The mineral wealth that hides the subsoil of Afghanistan

Afghanistan, which is now controlled by the Taliban, is a rich but very poor land. Indeed, the “moderate” declarations of Islamist fighters are part of the effort to ensure, alongside international recognition and development assistance.

The International Monetary Fund (IMF) has said it is suspending lending to Afghanistan due to uncertainty over the country’s governance following the takeover of the Taliban, and the World Bank is now content to hastily withdraw its staff from the country. .

The IMF would have disbursed the last tranche of the $ 370 million loan program agreed on November 6, 2020.

The second tranche, worth $ 1

49.4 million, was issued in June. About $ 105.6 million remained under the credit program to support the Afghan economy, which has been tested beyond the war by the new coronavirus pandemic.Washington’s other financial institution, the World Bank, which has been involved in about 20 development projects in Afghanistan and has provided the country with about $ 5.3 billion since 2002, is unclear whether it will continue.

The percentage of people living below the poverty line in Afghanistan is 54.5 percent, living on less than $ 1.90 a day, according to the World Bank.
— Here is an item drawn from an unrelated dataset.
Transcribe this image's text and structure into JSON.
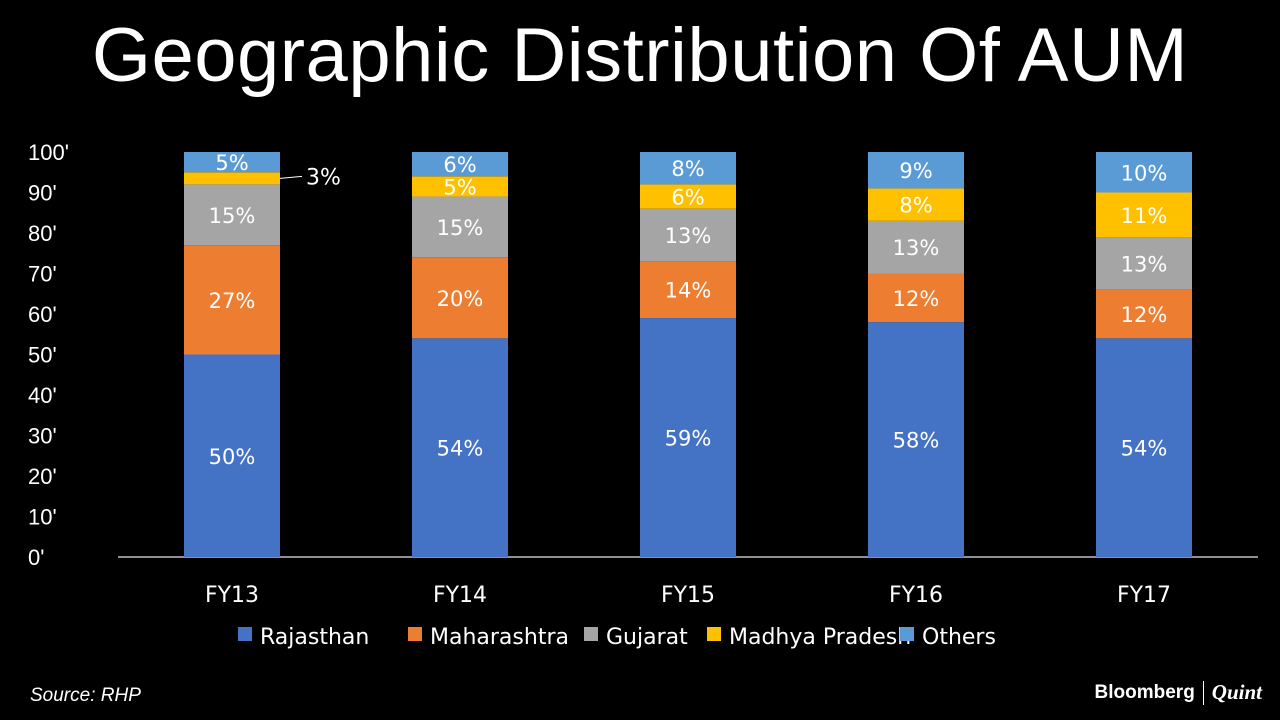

Yet things could be different, given that the country hides mineral riches in its subsoil whose value is estimated at 3 trillion. dollars at least. Perhaps for this still semi-feudal Afghanistan had to become a coveted geostrategic pawn in the rivalries of the then great powers.

But let’s see what exactly the Afghan underground hides, according to a detailed Reuters report.

Afghanistan is rich in copper, gold, oil, gas, uranium, bauxite, coal, iron, rare earths, lithium, chromium, lead, zinc, precious stones, sulfur, limestone, gypsum and marble.

Copper

According to a 2019 report from the Afghan Ministry of Minerals and Oil, the amount of copper the country hides is 30 million tons. An additional 28.5 million tons are estimated to lie in undiscovered porphyrite reserves, bringing the total estimated copper to 60 million tons, worth hundreds of billions of dollars.

A joint venture between China Metallurgical Corp of China (MCC) and Jiangxi Copper secured a 30-year license for the country’s largest copper project, Mes Aynak, in 2008. The field is still under development, but the 11.08 million tonnes of copper is valued at $ 100 billion by the MCC, based on current prices on the London Stock Exchange.

The 2019 report states that Afghanistan has more than 2.2 billion tons of iron ore, worth $ 350 billion at current prices.

Sources of gold are estimated at 2,700 kilograms, worth $ 170 million, with the Afghan ministry saying base metals such as aluminum, tin, lead and zinc “are found in many parts of the country.”

Lithium and rare earths

A Pentagon staff member who helped compile the report described Afghanistan as “the Saudi Arabia of lithium” in 2010, meaning it could be vital to the global supply of battery metal, such as that of the Middle. East for crude oil. This memorandum was written at a time when lithium was widely used to make batteries for electrical appliances, but before it became clear how much lithium would be needed for electric vehicle batteries, which are expected to replace current gasoline vehicles as part of the efforts to reduce carbon dioxide emissions.

The Ministry of Mining Wealth in its 2019 report states that Afghanistan has 1.4 million tons of rare earth minerals, a group of 17 rare minerals used in the manufacture of electronic products and military equipment.

Oil and gas

Bordered to the west by the hydrocarbon-rich countries of Iran and Turkmenistan, Afghanistan also has about 1.6 billion barrels of oil, 453 trillion. cubic meters of natural gas and another 500 million of liquefied natural gas. The value of crude oil is estimated at $ 107 billion at current prices.

Afghanistan has historically been an important source of lapis lazuli, a deep blue semi-precious stone that has been mined north of the country in the province of Badakhsan for thousands of years, as have other precious stones such as rubies and emeralds.